Finnish Online Brokerage Invests in Application Monitoring
Online Finnish brokerage and financial services company eQ has deployed Hyperic HQ Enterprise to monitor and manage its large, heterogeneous web environment to keep service levels high for more than 55,000 customers.
Founded in 1998 as online brokerage firm, eQ has since evolved to offer asset management and banking services as well. With a complex IT environment consisting of 250 physical and virtual machines, a wide variety of custom and proprietary banking software and a mix of legacy and newer web technologies, eQ needed an efficient way to guarantee application and infrastructure performance on a 24/7 basis.
As its IT infrastructure grew and diversified and its homegrown monitoring solution became too complex to customize, eQ needed to find a new monitoring and management tool that could be up and running quickly and could handle the unique monitoring needs of a banking operation. After determining that the "Big 4" proprietary solutions were complicated, expensive and required too many resources to run and that most open source alternatives lacked the needed enterprise-class functionality, security and support, eQ turned to Hyperic HQ Enterprise.

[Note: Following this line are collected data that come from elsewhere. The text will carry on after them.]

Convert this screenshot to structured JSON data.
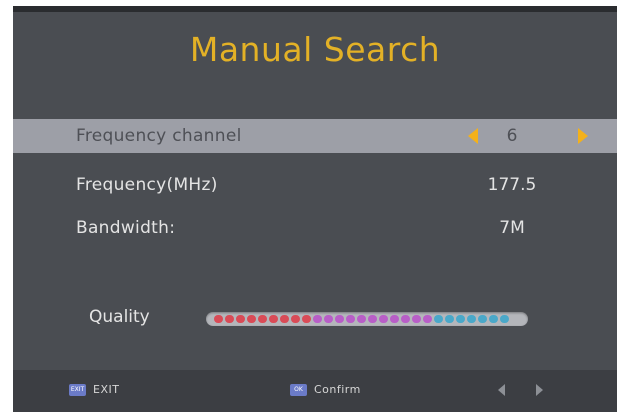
{
  "title": "Manual Search",
  "rows": [
    {
      "label": "Frequency channel",
      "value": "6"
    },
    {
      "label": "Frequency(MHz)",
      "value": "177.5"
    },
    {
      "label": "Bandwidth:",
      "value": "7M"
    }
  ],
  "quality": {
    "label": "Quality",
    "level": 1.0,
    "segment_colors": [
      "#d94b57",
      "#b85ec7",
      "#4aa8c9"
    ]
  },
  "footer": {
    "exit_key": "EXIT",
    "exit_label": "EXIT",
    "ok_key": "OK",
    "confirm_label": "Confirm"
  },
  "colors": {
    "title": "#e3b126",
    "selected_row": "#9d9fa7",
    "arrow": "#f4b11a",
    "key_icon": "#6b7bc8"
  }
}
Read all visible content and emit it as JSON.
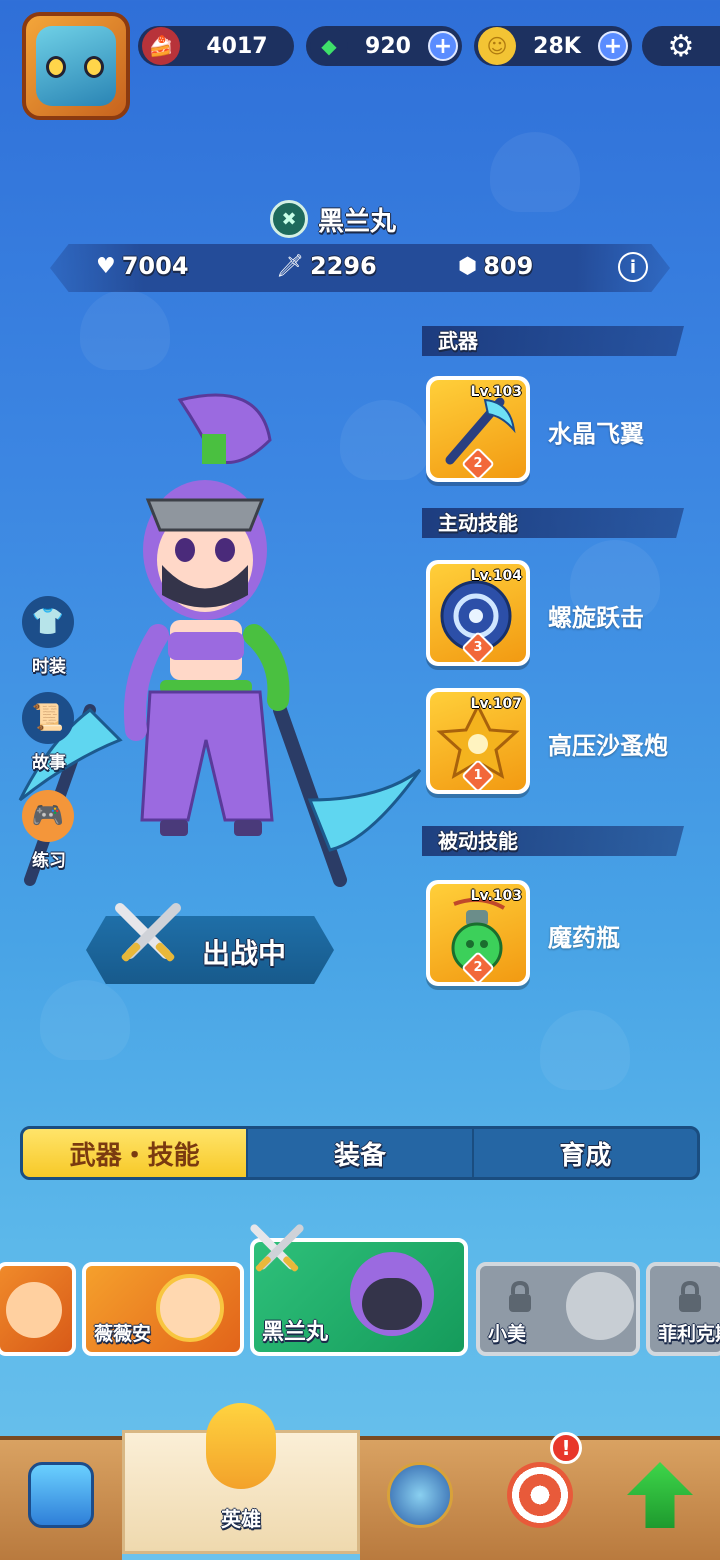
{
  "resources": {
    "cake": "4017",
    "gems": "920",
    "coins": "28K"
  },
  "hero": {
    "name": "黑兰丸",
    "stats": {
      "health": "7004",
      "attack": "2296",
      "defense": "809"
    }
  },
  "sections": {
    "weapon": "武器",
    "active": "主动技能",
    "passive": "被动技能"
  },
  "skills": [
    {
      "level": "Lv.103",
      "stars": "2",
      "name": "水晶飞翼"
    },
    {
      "level": "Lv.104",
      "stars": "3",
      "name": "螺旋跃击"
    },
    {
      "level": "Lv.107",
      "stars": "1",
      "name": "高压沙蚤炮"
    },
    {
      "level": "Lv.103",
      "stars": "2",
      "name": "魔药瓶"
    }
  ],
  "side_buttons": {
    "fashion": "时装",
    "story": "故事",
    "practice": "练习"
  },
  "battle_status": "出战中",
  "tabs": {
    "weapon_skill": "武器・技能",
    "equipment": "装备",
    "develop": "育成"
  },
  "hero_cards": {
    "c1": "薇薇安",
    "c2": "黑兰丸",
    "c3": "小美",
    "c4": "菲利克斯"
  },
  "nav": {
    "hero": "英雄",
    "alert": "!"
  },
  "colors": {
    "accent_yellow": "#f7c928",
    "panel_blue": "#1d3160",
    "selected_green": "#159b5b"
  }
}
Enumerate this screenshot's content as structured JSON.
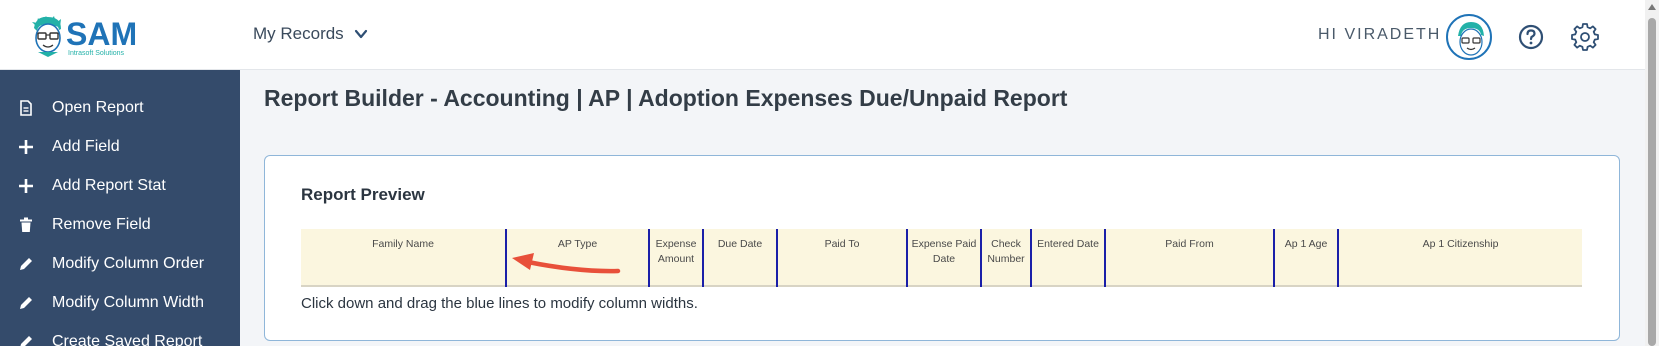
{
  "header": {
    "logo_text": "SAM",
    "logo_subtitle": "Intrasoft Solutions",
    "nav_menu": "My Records",
    "greeting": "HI VIRADETH"
  },
  "sidebar": {
    "items": [
      {
        "label": "Open Report",
        "icon": "document-icon"
      },
      {
        "label": "Add Field",
        "icon": "plus-icon"
      },
      {
        "label": "Add Report Stat",
        "icon": "plus-icon"
      },
      {
        "label": "Remove Field",
        "icon": "trash-icon"
      },
      {
        "label": "Modify Column Order",
        "icon": "pencil-icon"
      },
      {
        "label": "Modify Column Width",
        "icon": "pencil-icon"
      },
      {
        "label": "Create Saved Report",
        "icon": "pencil-icon"
      }
    ]
  },
  "main": {
    "title": "Report Builder - Accounting | AP | Adoption Expenses Due/Unpaid Report",
    "card_title": "Report Preview",
    "columns": [
      {
        "line1": "Family Name",
        "line2": ""
      },
      {
        "line1": "AP Type",
        "line2": ""
      },
      {
        "line1": "Expense",
        "line2": "Amount"
      },
      {
        "line1": "Due Date",
        "line2": ""
      },
      {
        "line1": "Paid To",
        "line2": ""
      },
      {
        "line1": "Expense Paid",
        "line2": "Date"
      },
      {
        "line1": "Check",
        "line2": "Number"
      },
      {
        "line1": "Entered Date",
        "line2": ""
      },
      {
        "line1": "Paid From",
        "line2": ""
      },
      {
        "line1": "Ap 1 Age",
        "line2": ""
      },
      {
        "line1": "Ap 1 Citizenship",
        "line2": ""
      }
    ],
    "hint": "Click down and drag the blue lines to modify column widths."
  },
  "colors": {
    "brand": "#1f73b7",
    "sidebar_bg": "#344b6b",
    "table_header_bg": "#fbf6df",
    "column_divider": "#1a1fa8",
    "annotation_arrow": "#e8503a"
  }
}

eQ's environment is a broad mix of technologies, including Windows, Linux and Solaris operating systems, Apache and Sun web servers, VMware virtualization and MySQL, Oracle, and PostgreSQL databases. Hyperic supports all of these technologies out-of-the-box. eQ's environment is also full of commercial and homegrown banking software. In addition to Hyperic's ready-to-run resource plugins, HQ's open framework makes it simple for eQ to create custom plugins as needed to incorporate their finance-specific technology into HQ's monitoring reach.

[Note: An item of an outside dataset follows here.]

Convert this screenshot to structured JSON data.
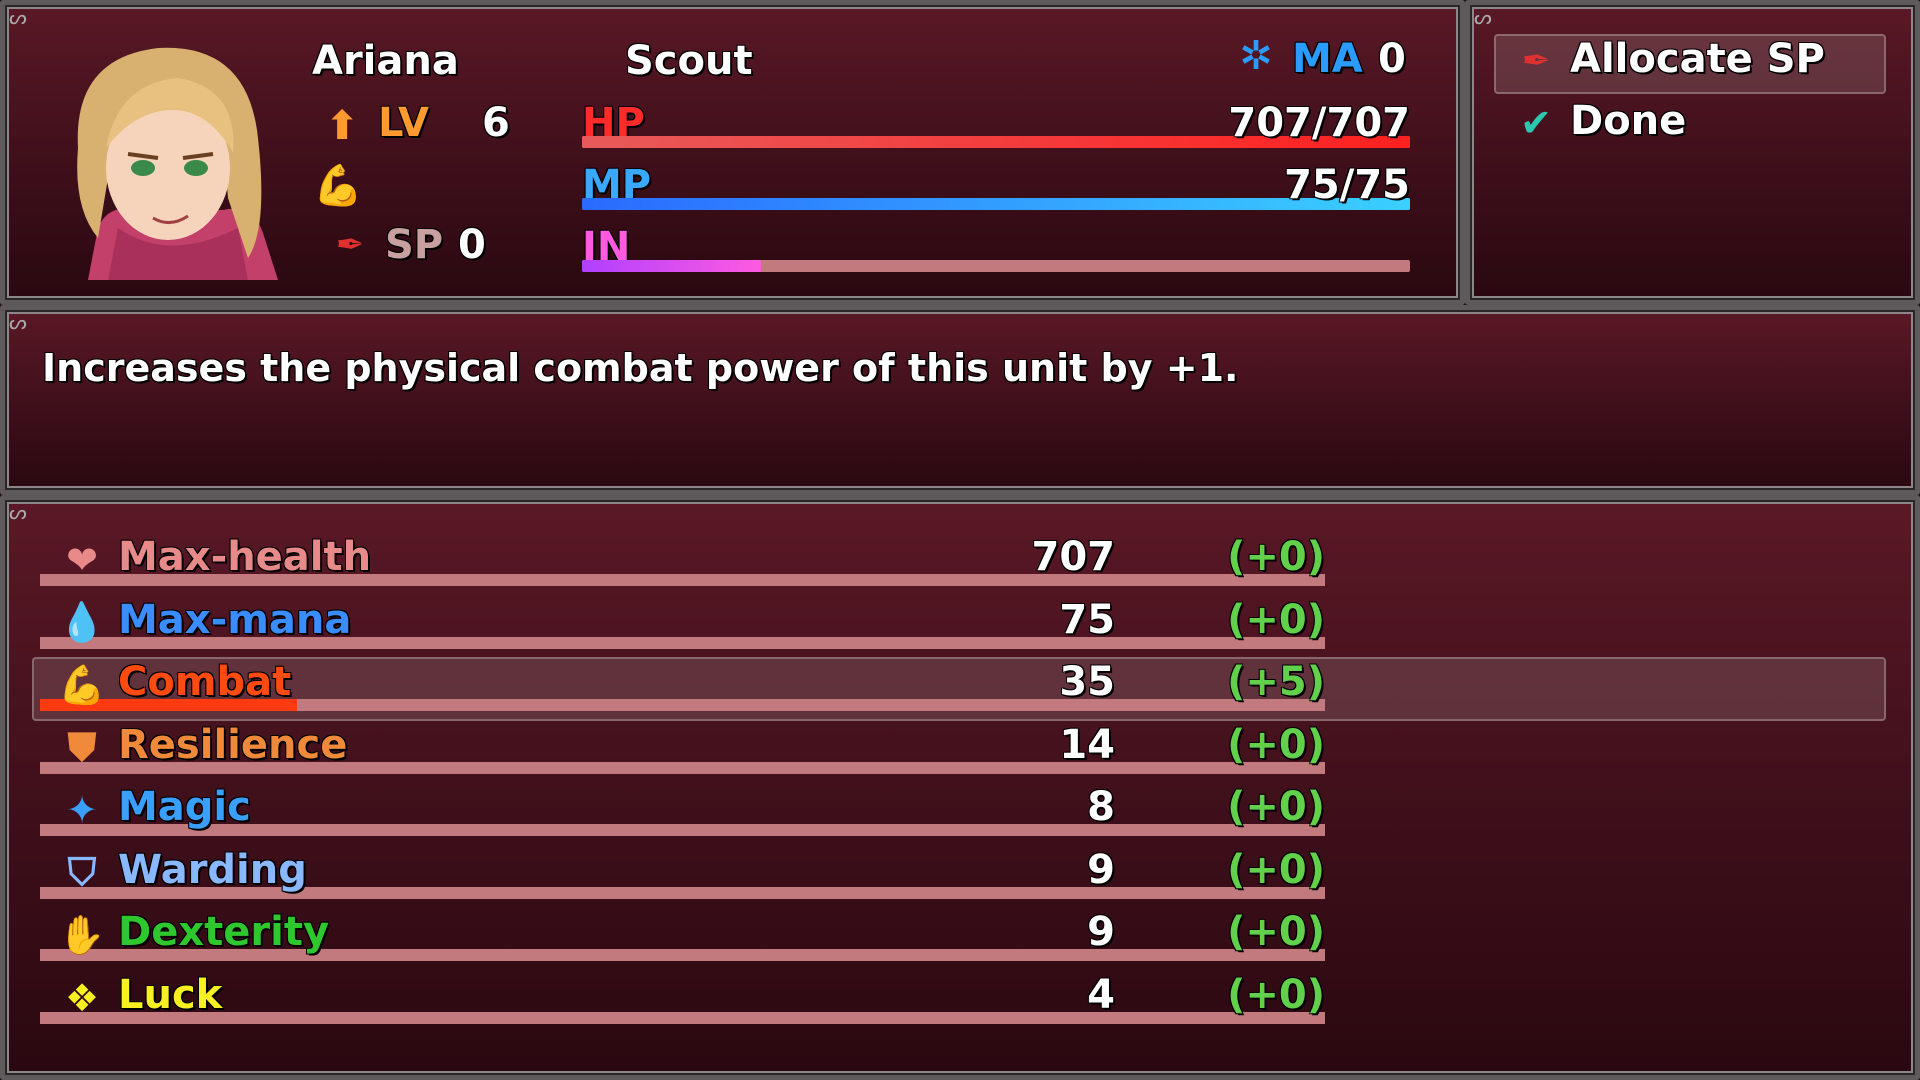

HQ metrics have been used to problem solve within eQ. When eQ faced a slowdown in data transfer within its market information solution, it was important to prevent the localized issue from snowballing into a larger IT fire. However, slogging through log data to do so would have been time-intensive and inefficient. Instead, metrics collected from HQ were used to determine the location of and reason behind the problem so that eQ could resolve it before it led to performance glitches for end-users.